É importante, portanto, ter sempre em vista que o continente africano é
imenso, com centenas de grupos étnicos ou sociedades, que não devemos
chamar de tribos, pois o sistema de parentesco, além de não ser a única
forma de organização, manifesta-se em grande diversidade e
complexidade na composição dos grupos culturais. Hoje as sociedades
africanas são sociedades modernizadas, o que não quer dizer que antes
elas não tinham organização. Com uma hierarquia de obrigações e
direitos, e com uma tecnologia própria ditada pela sua economia, seja ela
de subsistência ou de comércio, algumas sociedades tradicionais
voltavam-se mais para a agricultura, outras para a caça e pesca, e não
raro, essas atividades eram mescladas. Não há conhecimento de grupos
africanos sem um tipo de organização, seja em pequenas chefias a
grandes repúblicas e reinos, até que as grandes potências ocidentais
invadiram e colonizaram o território africano. 

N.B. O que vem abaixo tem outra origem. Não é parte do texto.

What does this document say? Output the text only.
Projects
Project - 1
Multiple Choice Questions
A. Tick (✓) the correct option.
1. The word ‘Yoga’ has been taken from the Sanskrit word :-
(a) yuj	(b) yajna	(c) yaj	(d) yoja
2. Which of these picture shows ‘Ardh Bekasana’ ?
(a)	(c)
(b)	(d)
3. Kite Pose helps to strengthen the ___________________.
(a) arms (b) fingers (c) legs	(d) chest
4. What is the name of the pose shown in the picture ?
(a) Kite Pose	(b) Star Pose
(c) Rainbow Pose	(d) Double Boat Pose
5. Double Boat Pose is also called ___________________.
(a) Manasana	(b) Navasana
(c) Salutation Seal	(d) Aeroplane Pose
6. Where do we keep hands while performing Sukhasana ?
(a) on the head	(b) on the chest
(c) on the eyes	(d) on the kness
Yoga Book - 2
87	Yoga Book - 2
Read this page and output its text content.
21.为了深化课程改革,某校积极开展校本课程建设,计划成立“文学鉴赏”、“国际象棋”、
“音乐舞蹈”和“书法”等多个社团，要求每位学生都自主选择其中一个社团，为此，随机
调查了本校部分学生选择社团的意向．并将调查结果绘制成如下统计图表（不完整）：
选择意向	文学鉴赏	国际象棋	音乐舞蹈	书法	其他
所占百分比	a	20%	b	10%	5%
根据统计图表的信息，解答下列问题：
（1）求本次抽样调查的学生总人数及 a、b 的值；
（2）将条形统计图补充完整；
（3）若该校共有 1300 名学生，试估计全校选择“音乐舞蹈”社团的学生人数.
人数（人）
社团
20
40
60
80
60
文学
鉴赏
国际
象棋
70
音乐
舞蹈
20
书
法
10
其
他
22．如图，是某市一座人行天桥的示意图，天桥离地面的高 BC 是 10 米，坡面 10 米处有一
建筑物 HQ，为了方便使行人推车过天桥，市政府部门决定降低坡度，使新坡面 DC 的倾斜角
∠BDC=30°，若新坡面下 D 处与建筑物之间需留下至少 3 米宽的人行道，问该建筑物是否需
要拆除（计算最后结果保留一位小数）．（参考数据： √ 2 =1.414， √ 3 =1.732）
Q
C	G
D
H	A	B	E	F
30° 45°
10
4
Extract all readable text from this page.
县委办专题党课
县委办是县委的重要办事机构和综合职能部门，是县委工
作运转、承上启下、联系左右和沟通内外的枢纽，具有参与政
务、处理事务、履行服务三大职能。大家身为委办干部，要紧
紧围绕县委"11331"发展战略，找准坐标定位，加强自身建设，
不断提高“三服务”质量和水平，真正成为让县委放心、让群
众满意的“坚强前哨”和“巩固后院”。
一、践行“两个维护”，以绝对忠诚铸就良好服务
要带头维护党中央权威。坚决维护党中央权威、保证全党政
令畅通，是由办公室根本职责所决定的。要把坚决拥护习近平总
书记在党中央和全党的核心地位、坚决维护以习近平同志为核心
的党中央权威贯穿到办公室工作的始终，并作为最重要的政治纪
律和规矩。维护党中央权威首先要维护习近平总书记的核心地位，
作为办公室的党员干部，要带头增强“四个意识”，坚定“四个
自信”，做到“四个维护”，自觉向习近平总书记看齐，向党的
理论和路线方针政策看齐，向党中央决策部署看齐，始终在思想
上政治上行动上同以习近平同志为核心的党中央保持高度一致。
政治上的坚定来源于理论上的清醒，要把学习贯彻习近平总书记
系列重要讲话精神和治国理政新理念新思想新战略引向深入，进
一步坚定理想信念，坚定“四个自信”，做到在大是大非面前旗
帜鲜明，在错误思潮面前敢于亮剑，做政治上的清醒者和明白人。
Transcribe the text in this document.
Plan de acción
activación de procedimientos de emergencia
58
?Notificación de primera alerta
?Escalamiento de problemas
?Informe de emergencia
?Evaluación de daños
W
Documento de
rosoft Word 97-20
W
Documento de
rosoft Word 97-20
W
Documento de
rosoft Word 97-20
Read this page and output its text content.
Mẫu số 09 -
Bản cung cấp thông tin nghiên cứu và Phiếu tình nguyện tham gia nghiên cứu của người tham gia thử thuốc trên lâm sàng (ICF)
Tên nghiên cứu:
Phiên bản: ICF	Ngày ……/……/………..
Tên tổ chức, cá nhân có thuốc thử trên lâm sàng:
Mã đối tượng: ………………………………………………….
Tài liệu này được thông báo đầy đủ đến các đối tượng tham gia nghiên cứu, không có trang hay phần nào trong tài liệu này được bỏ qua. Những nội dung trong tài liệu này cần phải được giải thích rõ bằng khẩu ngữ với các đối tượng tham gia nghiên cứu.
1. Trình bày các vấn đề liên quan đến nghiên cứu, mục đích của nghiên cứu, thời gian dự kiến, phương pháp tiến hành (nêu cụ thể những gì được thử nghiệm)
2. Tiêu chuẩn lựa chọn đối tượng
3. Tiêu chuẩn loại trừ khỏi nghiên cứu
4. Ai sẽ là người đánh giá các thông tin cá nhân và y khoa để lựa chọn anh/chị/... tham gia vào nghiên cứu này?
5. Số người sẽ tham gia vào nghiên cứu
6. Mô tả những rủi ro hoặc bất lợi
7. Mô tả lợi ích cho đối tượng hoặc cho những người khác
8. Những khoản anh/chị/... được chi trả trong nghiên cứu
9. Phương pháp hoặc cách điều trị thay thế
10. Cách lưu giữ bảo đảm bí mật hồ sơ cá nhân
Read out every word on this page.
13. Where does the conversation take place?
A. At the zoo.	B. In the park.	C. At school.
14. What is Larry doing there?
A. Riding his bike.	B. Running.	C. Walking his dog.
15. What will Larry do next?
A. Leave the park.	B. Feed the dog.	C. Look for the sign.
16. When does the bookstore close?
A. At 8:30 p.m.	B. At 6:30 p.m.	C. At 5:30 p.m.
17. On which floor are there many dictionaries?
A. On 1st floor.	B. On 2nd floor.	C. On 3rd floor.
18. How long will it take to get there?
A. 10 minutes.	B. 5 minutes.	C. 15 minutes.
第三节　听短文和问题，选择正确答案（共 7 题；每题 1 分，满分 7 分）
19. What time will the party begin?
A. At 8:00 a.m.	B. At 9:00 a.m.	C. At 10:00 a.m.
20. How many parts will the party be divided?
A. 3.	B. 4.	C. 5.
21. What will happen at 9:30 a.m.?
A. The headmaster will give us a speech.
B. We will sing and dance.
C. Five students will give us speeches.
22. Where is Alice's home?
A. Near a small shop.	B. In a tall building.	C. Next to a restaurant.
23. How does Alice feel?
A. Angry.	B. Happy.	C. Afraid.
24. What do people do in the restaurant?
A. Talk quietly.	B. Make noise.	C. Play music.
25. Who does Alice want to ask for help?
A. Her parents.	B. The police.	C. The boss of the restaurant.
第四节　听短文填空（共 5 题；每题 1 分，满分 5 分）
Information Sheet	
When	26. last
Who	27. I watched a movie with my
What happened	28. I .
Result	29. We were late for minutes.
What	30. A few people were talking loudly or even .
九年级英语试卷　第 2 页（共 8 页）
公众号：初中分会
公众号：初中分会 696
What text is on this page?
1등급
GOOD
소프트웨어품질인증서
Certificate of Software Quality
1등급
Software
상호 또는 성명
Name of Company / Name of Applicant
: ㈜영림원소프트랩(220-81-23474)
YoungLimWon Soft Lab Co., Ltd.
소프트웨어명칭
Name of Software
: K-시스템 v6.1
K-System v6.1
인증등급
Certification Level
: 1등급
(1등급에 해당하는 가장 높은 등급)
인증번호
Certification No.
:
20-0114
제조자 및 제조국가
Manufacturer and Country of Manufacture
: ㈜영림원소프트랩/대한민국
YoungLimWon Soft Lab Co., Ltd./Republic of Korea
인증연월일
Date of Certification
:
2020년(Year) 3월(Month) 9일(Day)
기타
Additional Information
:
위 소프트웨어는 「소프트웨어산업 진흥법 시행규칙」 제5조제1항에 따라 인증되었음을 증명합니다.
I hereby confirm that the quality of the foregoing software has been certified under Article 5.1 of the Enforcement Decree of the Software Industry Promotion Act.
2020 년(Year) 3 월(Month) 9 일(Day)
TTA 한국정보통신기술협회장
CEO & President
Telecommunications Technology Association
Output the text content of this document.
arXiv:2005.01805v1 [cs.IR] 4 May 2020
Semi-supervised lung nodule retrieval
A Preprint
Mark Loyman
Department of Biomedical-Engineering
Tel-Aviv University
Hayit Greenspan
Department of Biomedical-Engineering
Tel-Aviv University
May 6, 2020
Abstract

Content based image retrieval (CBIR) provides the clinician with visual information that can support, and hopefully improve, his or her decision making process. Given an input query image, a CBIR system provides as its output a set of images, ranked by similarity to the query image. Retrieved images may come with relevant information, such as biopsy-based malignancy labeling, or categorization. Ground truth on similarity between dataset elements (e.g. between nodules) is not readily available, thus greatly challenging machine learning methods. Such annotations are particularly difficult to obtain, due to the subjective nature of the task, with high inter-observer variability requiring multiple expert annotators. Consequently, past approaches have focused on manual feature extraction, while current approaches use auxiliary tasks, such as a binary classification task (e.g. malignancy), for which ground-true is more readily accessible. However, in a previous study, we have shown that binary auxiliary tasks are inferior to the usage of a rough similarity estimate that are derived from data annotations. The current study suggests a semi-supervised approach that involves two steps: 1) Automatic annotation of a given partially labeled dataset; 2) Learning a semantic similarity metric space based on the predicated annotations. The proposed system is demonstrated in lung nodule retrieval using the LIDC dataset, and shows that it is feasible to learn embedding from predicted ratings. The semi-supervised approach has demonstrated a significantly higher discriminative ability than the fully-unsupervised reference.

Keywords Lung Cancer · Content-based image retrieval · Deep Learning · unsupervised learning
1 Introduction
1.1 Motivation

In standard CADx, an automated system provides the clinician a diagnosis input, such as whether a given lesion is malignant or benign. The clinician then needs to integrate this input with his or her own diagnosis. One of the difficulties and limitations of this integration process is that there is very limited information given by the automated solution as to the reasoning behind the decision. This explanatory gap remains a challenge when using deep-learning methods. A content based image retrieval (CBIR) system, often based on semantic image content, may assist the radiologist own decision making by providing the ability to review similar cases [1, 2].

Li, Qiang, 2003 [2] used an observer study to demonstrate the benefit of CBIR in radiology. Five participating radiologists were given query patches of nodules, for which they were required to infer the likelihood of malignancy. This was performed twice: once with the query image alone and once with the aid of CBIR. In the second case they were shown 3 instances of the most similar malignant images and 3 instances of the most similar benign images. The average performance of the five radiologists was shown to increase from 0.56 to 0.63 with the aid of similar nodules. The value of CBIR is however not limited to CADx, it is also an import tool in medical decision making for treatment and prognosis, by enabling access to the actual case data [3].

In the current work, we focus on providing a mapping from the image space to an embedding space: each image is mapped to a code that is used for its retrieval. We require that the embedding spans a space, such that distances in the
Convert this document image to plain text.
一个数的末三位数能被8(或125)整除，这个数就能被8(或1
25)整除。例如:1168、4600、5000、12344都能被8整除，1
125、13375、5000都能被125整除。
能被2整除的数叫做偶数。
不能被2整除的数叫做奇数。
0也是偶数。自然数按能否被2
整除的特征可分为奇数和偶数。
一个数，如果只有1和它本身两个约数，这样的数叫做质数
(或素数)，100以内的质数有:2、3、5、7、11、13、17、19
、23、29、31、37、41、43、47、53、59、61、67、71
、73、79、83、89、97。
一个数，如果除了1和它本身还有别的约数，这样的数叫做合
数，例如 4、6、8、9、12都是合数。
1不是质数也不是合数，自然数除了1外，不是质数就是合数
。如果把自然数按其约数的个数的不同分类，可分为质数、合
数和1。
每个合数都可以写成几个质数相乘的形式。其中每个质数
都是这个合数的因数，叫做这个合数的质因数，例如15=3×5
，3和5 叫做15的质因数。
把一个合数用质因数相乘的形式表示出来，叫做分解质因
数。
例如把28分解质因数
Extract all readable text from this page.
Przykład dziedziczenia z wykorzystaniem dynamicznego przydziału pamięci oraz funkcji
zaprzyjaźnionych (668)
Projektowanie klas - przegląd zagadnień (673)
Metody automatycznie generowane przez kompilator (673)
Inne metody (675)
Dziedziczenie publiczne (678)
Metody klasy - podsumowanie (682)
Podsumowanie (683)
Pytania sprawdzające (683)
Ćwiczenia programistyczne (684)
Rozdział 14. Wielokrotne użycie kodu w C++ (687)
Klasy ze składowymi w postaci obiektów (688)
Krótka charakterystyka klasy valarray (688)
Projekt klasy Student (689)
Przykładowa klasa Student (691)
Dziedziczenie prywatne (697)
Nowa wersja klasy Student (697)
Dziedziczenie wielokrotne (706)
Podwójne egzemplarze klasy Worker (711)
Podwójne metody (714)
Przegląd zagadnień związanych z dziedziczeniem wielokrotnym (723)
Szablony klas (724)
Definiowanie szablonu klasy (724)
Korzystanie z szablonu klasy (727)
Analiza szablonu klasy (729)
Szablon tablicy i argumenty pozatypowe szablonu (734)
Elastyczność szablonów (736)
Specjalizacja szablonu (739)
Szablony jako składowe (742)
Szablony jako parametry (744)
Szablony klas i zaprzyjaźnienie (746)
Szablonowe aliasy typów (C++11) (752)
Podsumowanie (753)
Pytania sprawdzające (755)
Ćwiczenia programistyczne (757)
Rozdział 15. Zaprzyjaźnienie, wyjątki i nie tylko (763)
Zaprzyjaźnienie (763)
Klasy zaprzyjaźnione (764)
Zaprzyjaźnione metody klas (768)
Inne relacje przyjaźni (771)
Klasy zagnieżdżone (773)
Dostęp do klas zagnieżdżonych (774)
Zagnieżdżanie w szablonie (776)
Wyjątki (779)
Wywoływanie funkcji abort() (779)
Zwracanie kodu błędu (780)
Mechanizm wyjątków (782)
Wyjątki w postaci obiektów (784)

Em contrapartida, devemos também estar alertos para não nos valermos
do que, entre nós, é tido como premissa de civilização, achando que com
isso chegamos à compreensão de outros povos. Ao lado de técnicas de
metalurgia ou cultivo, ao lado de chefias ou de um comércio ativo, cada
sociedade, cada cultura tem um sistema de categorias próprias de
pensamento e existência, sendo ele o que a diferencia das outras, e o que
lhe dá real relevância perante a Humanidade. A cultura materiale a arte,
pelo seu caráter concreto (de "coisas", objetos), podem ser veículos
eficientes para que tais categorias não fiquem tão vulneráveis à ação
destruidora de nosso etnocentrismo, desde que sejam enfocadas como
produtos de sociedades diferentes e não desiguais. 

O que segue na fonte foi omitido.